Abstract

Ebola virus (EBOV) enters cells from late endosomes/lysosomes under mildly acidic conditions. Entry by fusion with the endosomal membrane requires the fusion loop (FL, residues 507–560) of the EBOV surface glycoprotein to undergo a pH-dependent conformational change. To find the pH trigger for this reaction we mutated multiple conserved histidines and charged and uncharged hydrophilic residues in the FL and measured their activity by liposome fusion and cell entry of virus-like particles. The FL location in the membrane was assessed by NMR using soluble and lipid-bound paramagnetic relaxation agents. While we could not identify a single residue to be alone responsible for pH triggering, we propose that a distributed pH effect over multiple residues induces the conformational change that enhances membrane insertion and triggers the fusion activity of the EBOV FL.

Highlights

  • Ebola virus (EBOV) is an enveloped, negative strand RNA virus that causes severe hemorrhagic fever associated with very high fatality rates [1,2]

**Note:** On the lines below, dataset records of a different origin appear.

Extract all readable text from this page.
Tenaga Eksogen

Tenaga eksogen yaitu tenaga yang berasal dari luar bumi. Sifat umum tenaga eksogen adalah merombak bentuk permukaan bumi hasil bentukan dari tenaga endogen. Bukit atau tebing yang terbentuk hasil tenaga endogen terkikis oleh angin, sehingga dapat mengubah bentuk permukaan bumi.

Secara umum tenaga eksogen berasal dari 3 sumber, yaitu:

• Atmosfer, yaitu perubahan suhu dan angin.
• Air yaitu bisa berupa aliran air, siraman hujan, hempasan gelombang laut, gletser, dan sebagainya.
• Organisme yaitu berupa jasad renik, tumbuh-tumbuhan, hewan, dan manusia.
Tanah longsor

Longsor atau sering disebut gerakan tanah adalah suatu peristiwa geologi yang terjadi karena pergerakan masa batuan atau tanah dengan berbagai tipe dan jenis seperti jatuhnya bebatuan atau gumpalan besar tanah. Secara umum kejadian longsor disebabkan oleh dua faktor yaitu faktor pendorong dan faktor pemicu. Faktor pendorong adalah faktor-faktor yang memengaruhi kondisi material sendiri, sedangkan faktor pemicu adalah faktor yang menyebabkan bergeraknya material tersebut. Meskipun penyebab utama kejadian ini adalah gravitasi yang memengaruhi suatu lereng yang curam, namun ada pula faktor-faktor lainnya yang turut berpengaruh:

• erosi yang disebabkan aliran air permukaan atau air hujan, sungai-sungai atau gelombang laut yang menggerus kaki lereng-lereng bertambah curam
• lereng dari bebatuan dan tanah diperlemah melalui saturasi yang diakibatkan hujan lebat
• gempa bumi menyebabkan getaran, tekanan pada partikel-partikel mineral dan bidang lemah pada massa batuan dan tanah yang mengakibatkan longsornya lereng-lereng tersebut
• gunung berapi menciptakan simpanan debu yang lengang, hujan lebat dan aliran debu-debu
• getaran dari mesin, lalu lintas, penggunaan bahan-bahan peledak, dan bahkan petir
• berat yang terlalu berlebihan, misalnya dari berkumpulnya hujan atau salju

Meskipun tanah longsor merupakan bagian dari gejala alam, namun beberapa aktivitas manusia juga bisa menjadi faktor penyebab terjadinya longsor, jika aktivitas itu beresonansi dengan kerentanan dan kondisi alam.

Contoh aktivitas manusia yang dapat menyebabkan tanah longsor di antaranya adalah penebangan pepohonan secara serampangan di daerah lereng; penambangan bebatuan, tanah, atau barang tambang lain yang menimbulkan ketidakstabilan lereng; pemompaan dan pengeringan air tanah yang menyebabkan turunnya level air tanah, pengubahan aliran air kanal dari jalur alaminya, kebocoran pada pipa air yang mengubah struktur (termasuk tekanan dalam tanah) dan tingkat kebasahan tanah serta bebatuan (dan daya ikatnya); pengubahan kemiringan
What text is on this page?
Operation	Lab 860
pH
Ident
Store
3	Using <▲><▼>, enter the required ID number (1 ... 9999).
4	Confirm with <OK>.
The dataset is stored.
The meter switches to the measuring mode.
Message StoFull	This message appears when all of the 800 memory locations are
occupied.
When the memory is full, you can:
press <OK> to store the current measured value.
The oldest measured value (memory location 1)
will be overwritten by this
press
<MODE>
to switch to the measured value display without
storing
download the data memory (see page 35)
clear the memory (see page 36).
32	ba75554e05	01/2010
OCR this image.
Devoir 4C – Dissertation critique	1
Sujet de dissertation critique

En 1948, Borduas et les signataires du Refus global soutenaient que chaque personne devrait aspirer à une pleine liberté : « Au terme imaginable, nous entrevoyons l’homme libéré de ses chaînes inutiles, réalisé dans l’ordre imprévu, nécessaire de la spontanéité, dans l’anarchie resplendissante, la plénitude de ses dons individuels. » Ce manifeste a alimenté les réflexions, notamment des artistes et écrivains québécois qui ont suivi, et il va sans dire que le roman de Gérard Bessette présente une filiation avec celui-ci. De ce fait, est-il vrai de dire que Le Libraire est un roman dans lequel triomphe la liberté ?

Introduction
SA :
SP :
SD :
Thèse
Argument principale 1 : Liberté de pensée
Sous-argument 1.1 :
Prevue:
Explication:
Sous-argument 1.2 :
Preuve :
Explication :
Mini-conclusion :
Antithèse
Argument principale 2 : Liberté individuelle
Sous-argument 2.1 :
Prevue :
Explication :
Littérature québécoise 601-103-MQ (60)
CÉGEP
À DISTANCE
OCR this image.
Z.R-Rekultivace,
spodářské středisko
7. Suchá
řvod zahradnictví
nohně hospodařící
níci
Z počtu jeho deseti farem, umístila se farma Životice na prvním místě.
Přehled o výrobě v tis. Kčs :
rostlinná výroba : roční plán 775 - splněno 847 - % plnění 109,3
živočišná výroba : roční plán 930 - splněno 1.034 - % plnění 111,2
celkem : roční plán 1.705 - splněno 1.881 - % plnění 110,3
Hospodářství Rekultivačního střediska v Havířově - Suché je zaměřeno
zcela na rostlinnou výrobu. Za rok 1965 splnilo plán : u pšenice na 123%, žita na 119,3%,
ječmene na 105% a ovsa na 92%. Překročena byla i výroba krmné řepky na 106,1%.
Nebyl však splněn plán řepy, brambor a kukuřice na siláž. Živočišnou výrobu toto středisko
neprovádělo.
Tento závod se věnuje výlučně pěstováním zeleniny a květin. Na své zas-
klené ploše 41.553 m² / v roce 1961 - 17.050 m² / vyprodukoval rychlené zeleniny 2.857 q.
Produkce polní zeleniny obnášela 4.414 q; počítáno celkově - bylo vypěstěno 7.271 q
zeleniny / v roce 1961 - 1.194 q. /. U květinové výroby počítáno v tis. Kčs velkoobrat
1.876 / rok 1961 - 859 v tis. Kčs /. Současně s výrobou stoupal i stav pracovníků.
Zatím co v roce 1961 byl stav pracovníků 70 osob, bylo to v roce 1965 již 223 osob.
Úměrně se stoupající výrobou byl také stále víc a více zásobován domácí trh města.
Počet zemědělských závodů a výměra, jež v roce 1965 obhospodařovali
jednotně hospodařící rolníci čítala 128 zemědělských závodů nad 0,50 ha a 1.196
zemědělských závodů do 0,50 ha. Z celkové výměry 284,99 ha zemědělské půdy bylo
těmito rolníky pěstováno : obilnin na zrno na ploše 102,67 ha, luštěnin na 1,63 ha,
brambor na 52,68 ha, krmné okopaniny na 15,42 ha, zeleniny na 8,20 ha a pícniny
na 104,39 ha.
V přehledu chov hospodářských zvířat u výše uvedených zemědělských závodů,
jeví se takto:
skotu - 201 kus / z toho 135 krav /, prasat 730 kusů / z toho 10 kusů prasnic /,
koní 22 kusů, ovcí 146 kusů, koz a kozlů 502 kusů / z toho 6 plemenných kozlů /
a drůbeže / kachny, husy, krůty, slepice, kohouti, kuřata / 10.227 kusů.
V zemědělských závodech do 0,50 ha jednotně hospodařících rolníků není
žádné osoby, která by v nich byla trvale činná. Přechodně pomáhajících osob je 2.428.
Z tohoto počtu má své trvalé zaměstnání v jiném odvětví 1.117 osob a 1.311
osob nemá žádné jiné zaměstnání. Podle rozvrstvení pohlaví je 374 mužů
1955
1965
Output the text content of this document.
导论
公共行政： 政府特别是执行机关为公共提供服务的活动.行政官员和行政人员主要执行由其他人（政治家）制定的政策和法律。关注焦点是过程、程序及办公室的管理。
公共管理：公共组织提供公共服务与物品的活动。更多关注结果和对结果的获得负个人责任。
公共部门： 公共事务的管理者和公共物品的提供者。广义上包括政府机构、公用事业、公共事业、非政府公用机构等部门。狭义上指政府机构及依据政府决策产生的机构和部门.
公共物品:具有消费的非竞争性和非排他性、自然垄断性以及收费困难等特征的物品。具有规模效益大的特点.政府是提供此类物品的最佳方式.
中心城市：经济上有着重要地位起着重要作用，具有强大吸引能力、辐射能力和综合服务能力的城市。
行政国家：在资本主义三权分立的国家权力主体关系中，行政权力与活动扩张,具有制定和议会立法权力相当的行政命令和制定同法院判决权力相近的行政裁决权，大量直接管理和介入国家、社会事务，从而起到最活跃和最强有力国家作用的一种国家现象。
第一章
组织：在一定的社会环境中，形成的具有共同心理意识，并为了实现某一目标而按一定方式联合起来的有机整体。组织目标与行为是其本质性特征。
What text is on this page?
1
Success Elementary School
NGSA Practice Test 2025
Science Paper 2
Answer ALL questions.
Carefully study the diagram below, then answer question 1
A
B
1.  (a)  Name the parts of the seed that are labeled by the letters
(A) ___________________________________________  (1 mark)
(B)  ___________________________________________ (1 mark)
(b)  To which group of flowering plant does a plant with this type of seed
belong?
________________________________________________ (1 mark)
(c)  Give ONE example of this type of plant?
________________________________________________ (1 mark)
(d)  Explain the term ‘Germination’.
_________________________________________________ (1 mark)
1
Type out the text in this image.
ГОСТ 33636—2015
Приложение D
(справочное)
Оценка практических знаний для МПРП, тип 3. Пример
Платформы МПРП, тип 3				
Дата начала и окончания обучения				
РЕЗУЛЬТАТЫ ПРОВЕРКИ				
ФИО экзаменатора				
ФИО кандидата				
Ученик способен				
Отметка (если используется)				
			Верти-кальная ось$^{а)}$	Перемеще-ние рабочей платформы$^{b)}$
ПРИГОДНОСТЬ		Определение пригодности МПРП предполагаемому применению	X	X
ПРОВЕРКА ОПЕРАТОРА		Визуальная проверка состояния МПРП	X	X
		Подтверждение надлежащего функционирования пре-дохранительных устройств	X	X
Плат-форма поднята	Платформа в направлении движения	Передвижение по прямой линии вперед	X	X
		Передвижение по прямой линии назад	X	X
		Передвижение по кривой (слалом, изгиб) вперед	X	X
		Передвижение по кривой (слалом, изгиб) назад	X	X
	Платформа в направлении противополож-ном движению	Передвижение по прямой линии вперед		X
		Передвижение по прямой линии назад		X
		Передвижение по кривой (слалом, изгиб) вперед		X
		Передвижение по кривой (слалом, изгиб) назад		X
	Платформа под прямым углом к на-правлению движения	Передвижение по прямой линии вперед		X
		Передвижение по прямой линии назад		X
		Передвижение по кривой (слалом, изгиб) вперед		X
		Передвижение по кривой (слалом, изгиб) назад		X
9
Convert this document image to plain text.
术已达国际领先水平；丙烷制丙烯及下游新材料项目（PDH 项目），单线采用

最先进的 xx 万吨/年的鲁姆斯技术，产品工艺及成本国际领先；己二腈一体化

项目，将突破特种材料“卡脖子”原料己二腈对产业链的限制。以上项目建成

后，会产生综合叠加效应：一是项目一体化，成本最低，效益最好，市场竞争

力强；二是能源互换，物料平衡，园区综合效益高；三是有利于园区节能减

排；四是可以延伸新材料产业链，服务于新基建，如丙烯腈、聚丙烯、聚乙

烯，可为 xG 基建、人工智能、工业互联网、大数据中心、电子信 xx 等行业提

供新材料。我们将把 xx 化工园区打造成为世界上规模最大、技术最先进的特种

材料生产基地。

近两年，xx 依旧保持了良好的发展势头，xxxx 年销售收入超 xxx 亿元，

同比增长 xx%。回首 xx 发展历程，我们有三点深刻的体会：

  • GP is proposed to undergo a dramatic pH- and possibly Niemann-Pick protein C1 (NPC1)-triggered conformational change that results in the exposure of the hydrophobic disulfide linked fusion loop (FL) in the N-terminal region of the GP subunit 2 (GP2) [14,15,16]

  • Cell pellets containing EBOV FLs were lysed by sonication for 10 min on ice and purification of FLs was performed by following the previous protocol [15]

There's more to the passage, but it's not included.